The surprise outfit of this season’s competition has been Brora Rangers and with today’s fifth round tie against Kilmarnock looming, the entire village, which has a population of just over 1000, has bought into the Highland League side’s surge to this stage of the competition with every man, woman and child going to be pulling for them this afternoon.

For Brora’s chairman, William Powrie, the support of the community throughout the duration of this cup run has been quite remarkable and he admits that one of the most heartening side-effects of their giant-killing spree, which has included victories over League One sides Stranraer and East Fife, has been the backing the team has had from locals.

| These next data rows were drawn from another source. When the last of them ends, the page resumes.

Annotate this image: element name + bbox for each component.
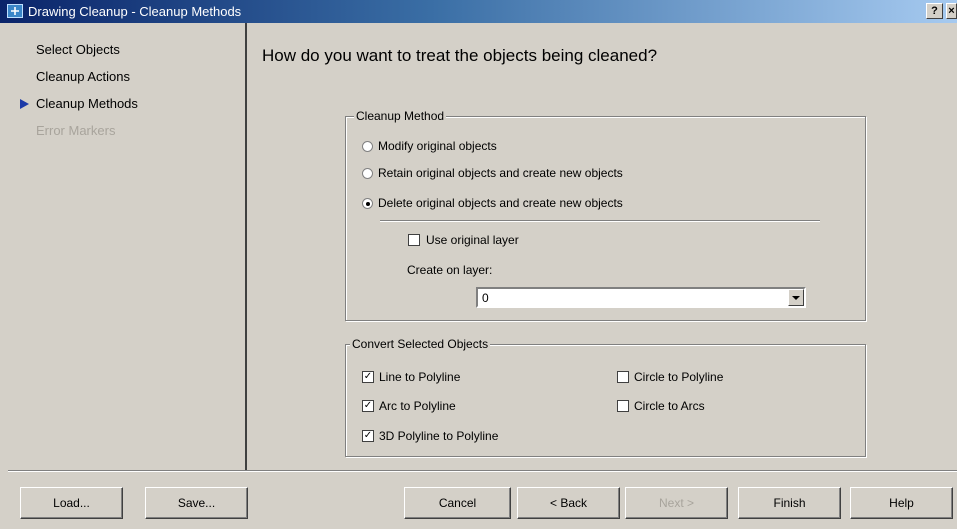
method-divider [380, 220, 820, 222]
help-title-button[interactable]: ? [926, 3, 943, 19]
circle-to-polyline-label[interactable]: Circle to Polyline [634, 370, 723, 384]
wizard-steps-nav: Select Objects Cleanup Actions Cleanup M… [0, 23, 247, 470]
circle-to-polyline-checkbox[interactable] [617, 371, 629, 383]
nav-item-cleanup-methods[interactable]: Cleanup Methods [36, 96, 138, 111]
back-button[interactable]: < Back [517, 487, 620, 519]
current-step-arrow-icon [20, 99, 29, 109]
modify-original-radio[interactable] [362, 141, 373, 152]
next-button: Next > [625, 487, 728, 519]
app-icon [7, 4, 23, 18]
nav-item-select-objects[interactable]: Select Objects [36, 42, 120, 57]
use-original-layer-checkbox[interactable] [408, 234, 420, 246]
circle-to-arcs-checkbox[interactable] [617, 400, 629, 412]
arc-to-polyline-checkbox[interactable]: ✓ [362, 400, 374, 412]
cancel-button[interactable]: Cancel [404, 487, 511, 519]
arc-to-polyline-label[interactable]: Arc to Polyline [379, 399, 456, 413]
close-button[interactable]: × [946, 3, 957, 19]
3d-polyline-to-polyline-checkbox[interactable]: ✓ [362, 430, 374, 442]
layer-select-value: 0 [482, 291, 489, 305]
finish-button[interactable]: Finish [738, 487, 841, 519]
circle-to-arcs-label[interactable]: Circle to Arcs [634, 399, 705, 413]
layer-select[interactable]: 0 [476, 287, 806, 308]
modify-original-label[interactable]: Modify original objects [378, 139, 497, 153]
window-title: Drawing Cleanup - Cleanup Methods [28, 4, 242, 19]
page-heading: How do you want to treat the objects bei… [262, 46, 658, 65]
nav-item-error-markers: Error Markers [36, 123, 116, 138]
line-to-polyline-checkbox[interactable]: ✓ [362, 371, 374, 383]
create-on-layer-label: Create on layer: [407, 263, 493, 277]
load-button[interactable]: Load... [20, 487, 123, 519]
convert-objects-legend: Convert Selected Objects [350, 337, 491, 351]
save-button[interactable]: Save... [145, 487, 248, 519]
line-to-polyline-label[interactable]: Line to Polyline [379, 370, 460, 384]
help-button[interactable]: Help [850, 487, 953, 519]
footer-divider [8, 470, 957, 472]
delete-original-label[interactable]: Delete original objects and create new o… [378, 196, 623, 210]
cleanup-method-legend: Cleanup Method [354, 109, 447, 123]
retain-original-radio[interactable] [362, 168, 373, 179]
retain-original-label[interactable]: Retain original objects and create new o… [378, 166, 623, 180]
title-bar: Drawing Cleanup - Cleanup Methods ? × [0, 0, 957, 23]
use-original-layer-label[interactable]: Use original layer [426, 233, 519, 247]
chevron-down-icon[interactable] [788, 289, 804, 306]
nav-item-cleanup-actions[interactable]: Cleanup Actions [36, 69, 130, 84]
delete-original-radio[interactable] [362, 198, 373, 209]
3d-polyline-to-polyline-label[interactable]: 3D Polyline to Polyline [379, 429, 498, 443]
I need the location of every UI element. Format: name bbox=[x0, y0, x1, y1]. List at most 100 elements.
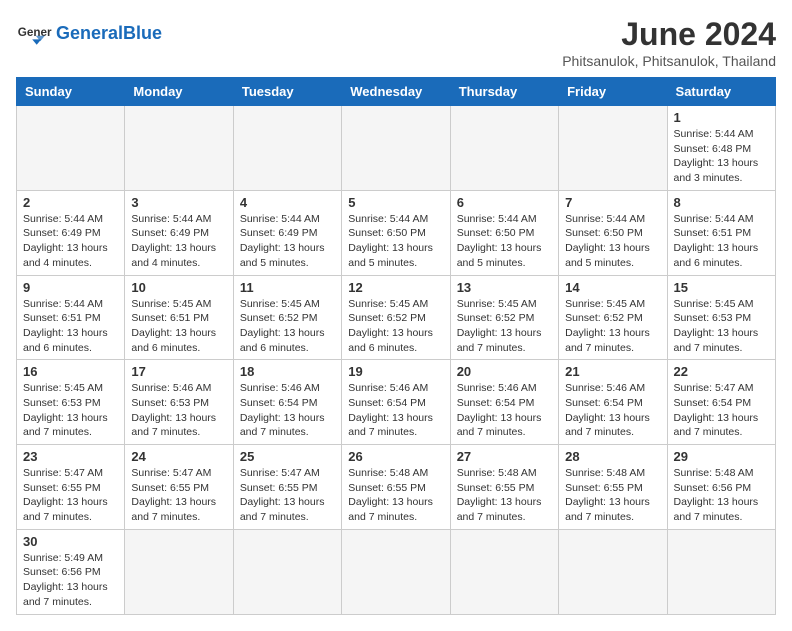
day-info: Sunrise: 5:48 AM Sunset: 6:55 PM Dayligh… bbox=[457, 466, 552, 525]
day-number: 10 bbox=[131, 280, 226, 295]
day-number: 1 bbox=[674, 110, 769, 125]
day-number: 24 bbox=[131, 449, 226, 464]
day-info: Sunrise: 5:46 AM Sunset: 6:54 PM Dayligh… bbox=[240, 381, 335, 440]
day-info: Sunrise: 5:45 AM Sunset: 6:53 PM Dayligh… bbox=[674, 297, 769, 356]
calendar-cell: 10 Sunrise: 5:45 AM Sunset: 6:51 PM Dayli… bbox=[125, 275, 233, 360]
day-info: Sunrise: 5:44 AM Sunset: 6:50 PM Dayligh… bbox=[457, 212, 552, 271]
calendar-cell bbox=[342, 529, 450, 614]
day-number: 5 bbox=[348, 195, 443, 210]
calendar-cell: 20 Sunrise: 5:46 AM Sunset: 6:54 PM Dayli… bbox=[450, 360, 558, 445]
calendar-cell: 22 Sunrise: 5:47 AM Sunset: 6:54 PM Dayli… bbox=[667, 360, 775, 445]
day-info: Sunrise: 5:46 AM Sunset: 6:54 PM Dayligh… bbox=[457, 381, 552, 440]
calendar-cell: 15 Sunrise: 5:45 AM Sunset: 6:53 PM Dayli… bbox=[667, 275, 775, 360]
calendar-cell: 19 Sunrise: 5:46 AM Sunset: 6:54 PM Dayli… bbox=[342, 360, 450, 445]
day-info: Sunrise: 5:48 AM Sunset: 6:55 PM Dayligh… bbox=[348, 466, 443, 525]
day-info: Sunrise: 5:47 AM Sunset: 6:54 PM Dayligh… bbox=[674, 381, 769, 440]
day-info: Sunrise: 5:44 AM Sunset: 6:49 PM Dayligh… bbox=[131, 212, 226, 271]
calendar-week-row: 9Sunrise: 5:44 AM Sunset: 6:51 PM Daylig… bbox=[17, 275, 776, 360]
day-number: 21 bbox=[565, 364, 660, 379]
calendar-cell: 16Sunrise: 5:45 AM Sunset: 6:53 PM Dayli… bbox=[17, 360, 125, 445]
day-number: 19 bbox=[348, 364, 443, 379]
day-info: Sunrise: 5:47 AM Sunset: 6:55 PM Dayligh… bbox=[240, 466, 335, 525]
day-info: Sunrise: 5:45 AM Sunset: 6:52 PM Dayligh… bbox=[457, 297, 552, 356]
calendar-cell: 21Sunrise: 5:46 AM Sunset: 6:54 PM Dayli… bbox=[559, 360, 667, 445]
calendar-cell: 2Sunrise: 5:44 AM Sunset: 6:49 PM Daylig… bbox=[17, 190, 125, 275]
calendar-week-row: 2 Sunrise: 5:44 AM Sunset: 6:49 PM Daylig… bbox=[17, 190, 776, 275]
day-info: Sunrise: 5:46 AM Sunset: 6:54 PM Dayligh… bbox=[348, 381, 443, 440]
calendar-cell: 24 Sunrise: 5:47 AM Sunset: 6:55 PM Dayli… bbox=[125, 445, 233, 530]
calendar-cell: 11 Sunrise: 5:45 AM Sunset: 6:52 PM Dayli… bbox=[233, 275, 341, 360]
title-block: June 2024 Phitsanulok, Phitsanulok, Thai… bbox=[562, 16, 776, 69]
day-header-saturday: Saturday bbox=[667, 78, 775, 106]
calendar-cell: 7 Sunrise: 5:44 AM Sunset: 6:50 PM Daylig… bbox=[559, 190, 667, 275]
svg-text:General: General bbox=[18, 26, 52, 39]
day-number: 11 bbox=[240, 280, 335, 295]
day-info: Sunrise: 5:44 AM Sunset: 6:49 PM Dayligh… bbox=[240, 212, 335, 271]
day-header-tuesday: Tuesday bbox=[233, 78, 341, 106]
calendar-cell: 13Sunrise: 5:45 AM Sunset: 6:52 PM Dayli… bbox=[450, 275, 558, 360]
calendar-cell bbox=[667, 529, 775, 614]
day-info: Sunrise: 5:44 AM Sunset: 6:51 PM Dayligh… bbox=[674, 212, 769, 271]
day-number: 15 bbox=[674, 280, 769, 295]
calendar-cell: 6Sunrise: 5:44 AM Sunset: 6:50 PM Daylig… bbox=[450, 190, 558, 275]
day-number: 17 bbox=[131, 364, 226, 379]
day-number: 20 bbox=[457, 364, 552, 379]
day-info: Sunrise: 5:46 AM Sunset: 6:53 PM Dayligh… bbox=[131, 381, 226, 440]
day-header-wednesday: Wednesday bbox=[342, 78, 450, 106]
day-number: 9 bbox=[23, 280, 118, 295]
calendar-header-row: SundayMondayTuesdayWednesdayThursdayFrid… bbox=[17, 78, 776, 106]
day-info: Sunrise: 5:48 AM Sunset: 6:55 PM Dayligh… bbox=[565, 466, 660, 525]
page-header: General GeneralBlue June 2024 Phitsanulo… bbox=[16, 16, 776, 69]
day-info: Sunrise: 5:47 AM Sunset: 6:55 PM Dayligh… bbox=[23, 466, 118, 525]
day-number: 2 bbox=[23, 195, 118, 210]
day-info: Sunrise: 5:44 AM Sunset: 6:50 PM Dayligh… bbox=[565, 212, 660, 271]
calendar-cell bbox=[342, 106, 450, 191]
day-number: 4 bbox=[240, 195, 335, 210]
calendar-cell: 26 Sunrise: 5:48 AM Sunset: 6:55 PM Dayli… bbox=[342, 445, 450, 530]
calendar-cell bbox=[233, 106, 341, 191]
calendar-cell bbox=[450, 529, 558, 614]
calendar-cell: 28Sunrise: 5:48 AM Sunset: 6:55 PM Dayli… bbox=[559, 445, 667, 530]
location-subtitle: Phitsanulok, Phitsanulok, Thailand bbox=[562, 53, 776, 69]
logo-text: GeneralBlue bbox=[56, 24, 162, 44]
calendar-cell bbox=[125, 529, 233, 614]
day-number: 27 bbox=[457, 449, 552, 464]
day-info: Sunrise: 5:45 AM Sunset: 6:52 PM Dayligh… bbox=[240, 297, 335, 356]
calendar-cell: 8 Sunrise: 5:44 AM Sunset: 6:51 PM Daylig… bbox=[667, 190, 775, 275]
day-number: 22 bbox=[674, 364, 769, 379]
day-info: Sunrise: 5:47 AM Sunset: 6:55 PM Dayligh… bbox=[131, 466, 226, 525]
day-info: Sunrise: 5:45 AM Sunset: 6:51 PM Dayligh… bbox=[131, 297, 226, 356]
calendar-cell: 5Sunrise: 5:44 AM Sunset: 6:50 PM Daylig… bbox=[342, 190, 450, 275]
day-number: 12 bbox=[348, 280, 443, 295]
day-number: 26 bbox=[348, 449, 443, 464]
logo: General GeneralBlue bbox=[16, 16, 162, 52]
calendar-week-row: 30Sunrise: 5:49 AM Sunset: 6:56 PM Dayli… bbox=[17, 529, 776, 614]
logo-blue: Blue bbox=[123, 23, 162, 43]
calendar-cell bbox=[125, 106, 233, 191]
calendar-cell: 4 Sunrise: 5:44 AM Sunset: 6:49 PM Daylig… bbox=[233, 190, 341, 275]
calendar-week-row: 16Sunrise: 5:45 AM Sunset: 6:53 PM Dayli… bbox=[17, 360, 776, 445]
day-number: 25 bbox=[240, 449, 335, 464]
day-number: 30 bbox=[23, 534, 118, 549]
logo-icon: General bbox=[16, 16, 52, 52]
calendar-week-row: 23 Sunrise: 5:47 AM Sunset: 6:55 PM Dayli… bbox=[17, 445, 776, 530]
day-number: 29 bbox=[674, 449, 769, 464]
day-number: 18 bbox=[240, 364, 335, 379]
calendar-cell: 12 Sunrise: 5:45 AM Sunset: 6:52 PM Dayli… bbox=[342, 275, 450, 360]
day-info: Sunrise: 5:45 AM Sunset: 6:53 PM Dayligh… bbox=[23, 381, 118, 440]
day-number: 7 bbox=[565, 195, 660, 210]
calendar-cell bbox=[450, 106, 558, 191]
calendar-cell: 27 Sunrise: 5:48 AM Sunset: 6:55 PM Dayli… bbox=[450, 445, 558, 530]
day-info: Sunrise: 5:45 AM Sunset: 6:52 PM Dayligh… bbox=[565, 297, 660, 356]
calendar-cell: 18 Sunrise: 5:46 AM Sunset: 6:54 PM Dayli… bbox=[233, 360, 341, 445]
day-number: 23 bbox=[23, 449, 118, 464]
day-header-sunday: Sunday bbox=[17, 78, 125, 106]
calendar-cell: 9Sunrise: 5:44 AM Sunset: 6:51 PM Daylig… bbox=[17, 275, 125, 360]
calendar-cell: 1Sunrise: 5:44 AM Sunset: 6:48 PM Daylig… bbox=[667, 106, 775, 191]
day-number: 8 bbox=[674, 195, 769, 210]
day-info: Sunrise: 5:45 AM Sunset: 6:52 PM Dayligh… bbox=[348, 297, 443, 356]
logo-general: General bbox=[56, 23, 123, 43]
calendar-cell: 29Sunrise: 5:48 AM Sunset: 6:56 PM Dayli… bbox=[667, 445, 775, 530]
calendar-cell: 17 Sunrise: 5:46 AM Sunset: 6:53 PM Dayli… bbox=[125, 360, 233, 445]
month-title: June 2024 bbox=[562, 16, 776, 53]
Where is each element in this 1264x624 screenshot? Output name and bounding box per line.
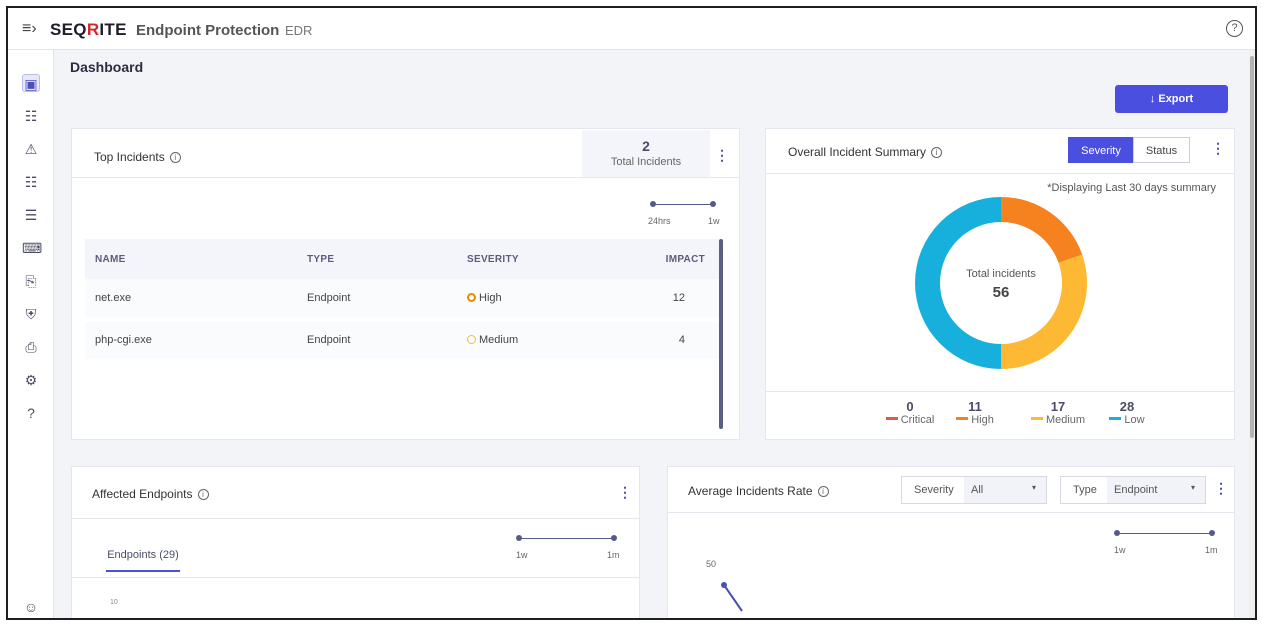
incidents-table: NAME TYPE SEVERITY IMPACT net.exe Endpoi… [85,239,719,359]
type-select[interactable]: Type Endpoint ▾ [1060,476,1206,504]
tab-status[interactable]: Status [1133,137,1190,163]
sidebar-item-filters[interactable]: ☰ [22,206,40,224]
incident-summary-card: Overall Incident Summary i Severity Statu… [765,128,1235,440]
legend-critical: 0 Critical [875,399,945,426]
menu-collapse-icon[interactable]: ≡› [22,20,37,38]
gear-icon: ⚙ [24,372,38,388]
top-bar: ≡› SEQRITE Endpoint Protection EDR ? [8,8,1255,50]
range-handle-start[interactable] [1114,530,1120,536]
terminal-icon: ⌨ [22,240,43,256]
sidebar-item-incidents[interactable]: ☷ [22,107,40,125]
document-icon: ⎙ [25,339,37,355]
sidebar-item-endpoints[interactable]: ☷ [22,173,40,191]
more-options-icon[interactable]: ⋮ [1211,140,1225,157]
total-incidents-box: 2 Total Incidents [582,130,710,177]
sidebar-item-settings[interactable]: ⚙ [22,371,40,389]
card-title: Average Incidents Rate i [688,484,829,498]
sidebar: ▣ ☷ ⚠ ☷ ☰ ⌨ ⎘ ⛨ ⎙ ⚙ ? ☺ [8,50,54,618]
brand-logo: SEQRITE [50,20,127,39]
top-incidents-card: Top Incidents i 2 Total Incidents ⋮ 24hrs… [71,128,740,440]
scrollbar-thumb[interactable] [1250,56,1254,438]
tab-endpoints[interactable]: Endpoints (29) [106,549,180,572]
total-incidents-count: 2 [642,138,650,154]
sidebar-item-console[interactable]: ⌨ [22,239,43,257]
card-title: Overall Incident Summary i [788,145,943,159]
export-button[interactable]: ↓ Export [1115,85,1228,113]
help-circle-icon[interactable]: ? [1226,20,1243,37]
affected-endpoints-card: Affected Endpoints i ⋮ 1w 1m Endpoints (2… [71,466,640,618]
legend-medium: 17 Medium [1023,399,1093,426]
file-search-icon: ⎘ [25,273,37,289]
rate-line-chart [721,582,743,612]
grid-icon: ☷ [24,174,38,190]
tab-severity[interactable]: Severity [1068,137,1134,163]
list-icon: ☷ [24,108,38,124]
filter-list-icon: ☰ [24,207,38,223]
sidebar-item-reports[interactable]: ⎙ [22,338,40,356]
time-range-scale[interactable]: 1w 1m [514,533,624,563]
table-scrollbar[interactable] [719,239,723,429]
more-options-icon[interactable]: ⋮ [715,147,729,164]
info-icon[interactable]: i [169,152,181,163]
user-circle-icon: ☺ [23,599,39,615]
sidebar-item-user[interactable]: ☺ [22,598,40,616]
rate-line-segment [723,584,743,612]
donut-center-label: Total incidents [966,268,1036,280]
incident-donut-chart [915,197,1087,369]
table-row[interactable]: net.exe Endpoint High 12 [85,279,719,319]
table-header-row: NAME TYPE SEVERITY IMPACT [85,239,719,279]
page-title: Dashboard [70,59,144,75]
bar-chart-icon: ▣ [24,76,38,92]
shield-icon: ⛨ [25,306,37,322]
chevron-down-icon: ▾ [1190,483,1195,492]
donut-slice-high[interactable] [1001,197,1083,263]
time-range-scale[interactable]: 24hrs 1w [648,199,720,229]
y-axis-max: 50 [706,559,717,569]
donut-center-value: 56 [992,284,1010,301]
product-name: Endpoint Protection [136,22,280,39]
time-range-scale[interactable]: 1w 1m [1112,528,1222,558]
sidebar-item-files[interactable]: ⎘ [22,272,40,290]
module-name: EDR [285,23,313,38]
info-icon[interactable]: i [817,486,829,497]
card-title: Affected Endpoints i [92,487,209,501]
card-title: Top Incidents i [94,150,181,164]
range-handle-start[interactable] [650,201,656,207]
chevron-down-icon: ▾ [1031,483,1036,492]
question-icon: ? [27,405,35,421]
more-options-icon[interactable]: ⋮ [1214,480,1228,497]
range-handle-end[interactable] [1209,530,1215,536]
table-row[interactable]: php-cgi.exe Endpoint Medium 4 [85,319,719,359]
legend-low: 28 Low [1092,399,1162,426]
severity-high-icon [467,292,476,302]
sidebar-item-dashboard[interactable]: ▣ [22,74,40,92]
sidebar-item-help[interactable]: ? [22,404,40,422]
average-incidents-rate-card: Average Incidents Rate i Severity All ▾ T… [667,466,1235,618]
donut-slice-low[interactable] [915,197,1001,369]
warning-icon: ⚠ [24,141,38,157]
severity-select[interactable]: Severity All ▾ [901,476,1047,504]
page-scrollbar[interactable] [1249,50,1255,618]
app-window: ≡› SEQRITE Endpoint Protection EDR ? ▣ ☷… [6,6,1257,620]
legend-high: 11 High [940,399,1010,426]
total-incidents-label: Total Incidents [610,156,682,168]
info-icon[interactable]: i [931,147,943,158]
range-handle-end[interactable] [611,535,617,541]
info-icon[interactable]: i [197,489,209,500]
range-handle-start[interactable] [516,535,522,541]
sidebar-item-policies[interactable]: ⛨ [22,305,40,323]
more-options-icon[interactable]: ⋮ [618,484,632,501]
severity-medium-icon [467,335,476,345]
y-axis-max: 10 [110,599,118,606]
sidebar-item-alerts[interactable]: ⚠ [22,140,40,158]
range-handle-end[interactable] [710,201,716,207]
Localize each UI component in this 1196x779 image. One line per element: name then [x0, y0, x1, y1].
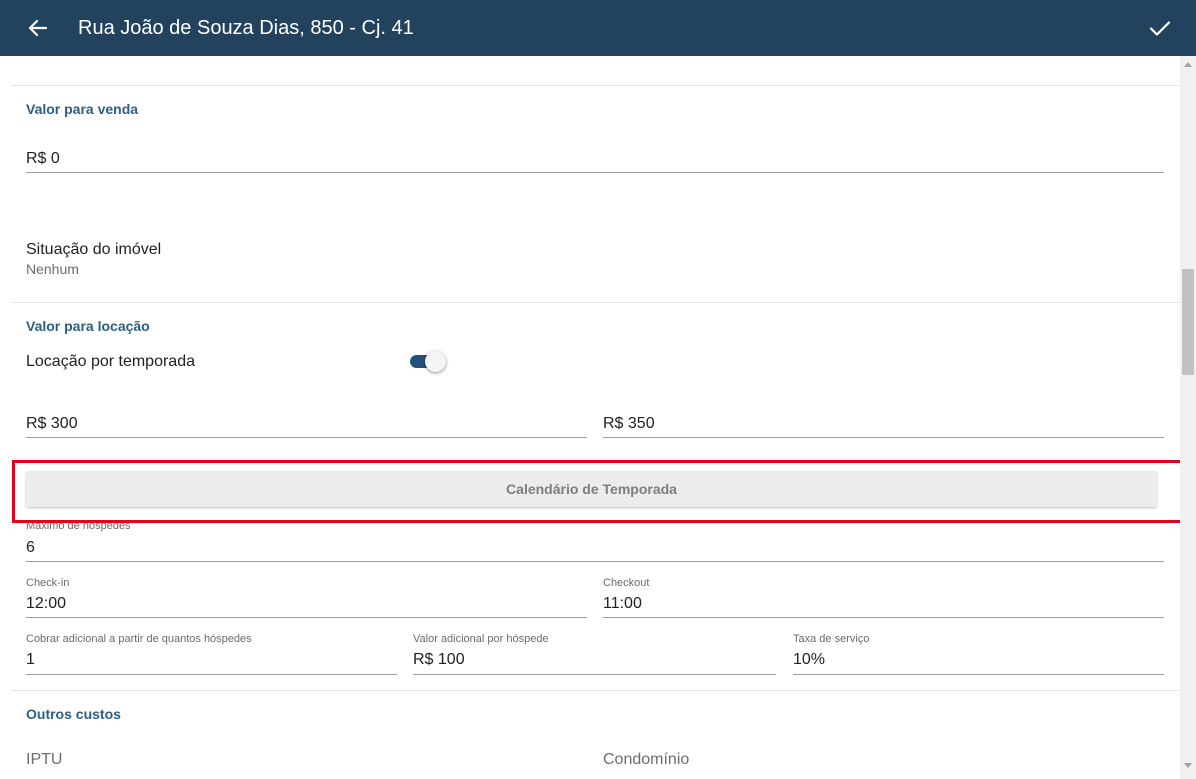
property-status-value: Nenhum	[26, 261, 79, 277]
service-fee-input[interactable]: 10%	[793, 651, 825, 669]
season-calendar-button[interactable]: Calendário de Temporada	[26, 471, 1157, 507]
property-status-label[interactable]: Situação do imóvel	[26, 241, 161, 259]
sale-price-input[interactable]: R$ 0	[26, 150, 60, 168]
rent-price-input-1[interactable]: R$ 300	[26, 415, 78, 433]
service-fee-label: Taxa de serviço	[793, 633, 870, 645]
checkin-input[interactable]: 12:00	[26, 595, 66, 613]
divider	[11, 302, 1180, 303]
confirm-button[interactable]	[1144, 12, 1176, 44]
checkout-label: Checkout	[603, 577, 650, 589]
check-icon	[1149, 21, 1171, 36]
divider	[11, 690, 1180, 691]
extra-from-input[interactable]: 1	[26, 651, 35, 669]
checkin-underline	[26, 617, 587, 618]
rent-price-2-underline	[603, 437, 1164, 438]
section-title-other-costs: Outros custos	[26, 706, 121, 722]
page-title: Rua João de Souza Dias, 850 - Cj. 41	[78, 17, 414, 39]
rent-price-1-underline	[26, 437, 587, 438]
rent-price-input-2[interactable]: R$ 350	[603, 415, 655, 433]
extra-value-underline	[413, 674, 776, 675]
extra-value-label: Valor adicional por hóspede	[413, 633, 549, 645]
back-button[interactable]	[22, 12, 54, 44]
max-guests-underline	[26, 561, 1164, 562]
arrow-left-icon	[28, 19, 48, 37]
scroll-up-arrow-icon[interactable]	[1184, 62, 1192, 67]
seasonal-rent-toggle[interactable]	[410, 349, 448, 375]
section-title-rent: Valor para locação	[26, 318, 150, 334]
form-content[interactable]: Valor para venda R$ 0 Situação do imóvel…	[0, 56, 1180, 779]
extra-value-input[interactable]: R$ 100	[413, 651, 465, 669]
iptu-input[interactable]: IPTU	[26, 751, 62, 769]
section-title-sale: Valor para venda	[26, 101, 139, 117]
sale-price-underline	[26, 172, 1164, 173]
app-bar: Rua João de Souza Dias, 850 - Cj. 41	[0, 0, 1196, 56]
extra-from-label: Cobrar adicional a partir de quantos hós…	[26, 633, 252, 645]
max-guests-label: Máximo de hóspedes	[26, 520, 131, 532]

“This is a huge game for the club but actually, it’s huge for the area as well,” the 60-year-old said.

“Sutherland is one of the forgotten counties of the whole of the UK – it’s absolutely stunning but economically, it’s quite depressed. So to have a wee village team – and let’s make no bones about it, it is a wee village – reach the fifth round of the Scottish Cup is just marvellous.

“Everybody is getting completely on board with this cup run and is so excited – the shops have been done up and there’s ribbons all around the park and the school and all over the bridge.

“We have six buses going down from Brora to Kilmarnock – the ladies team have an entire bus to take their supporters down so that’s just fantastic. A lot of those supporters won’t have been to a ground like Rugby Park before so it will be a day out, it will be an occasion and it will be a day that might even motivate them to take the game up themselves – who knows?

“This level of attention isn’t something that I ever anticipated and it’s caught the imagination of so many people, which has been so great.”

This support from the entire community is not accidental though. Brora Rangers may be a small club but they cover all bases when it comes to engaging with every age-group and demographic. The men’s first team may currently be the focal point but there are also under-20 and under-17 sides, as well as a ladies team. And Powrie is, he admits, delighted that the people of the club, who are so committed to the cause, have something to celebrate.

“It’s been great to see the community get right behind us because despite our size, we do try to engage with the entire community,” he said. “We have ladies who travel from Kinlochbervie and Ullapool to train with the team – that’s like travelling the entire breadth of Scotland, over mountains, to be a part of this club. So this isn’t just a football team – it’s teams, plural.”

Dundee-born Powrie is in his second year as chairman of the club, having spent the previous year on the board. With a background in banking, he is well-equipped to deal with the trials and tribulations that being at the helm of any football club entail.

Retirement has seen him open an antiques shop in his hometown of Dingwall but this weekend, his attentions will be focused entirely on the goings-on at Rugby Park.

“All we have to do is score one more goal than them – it’s 11 against 11 after all,” he said.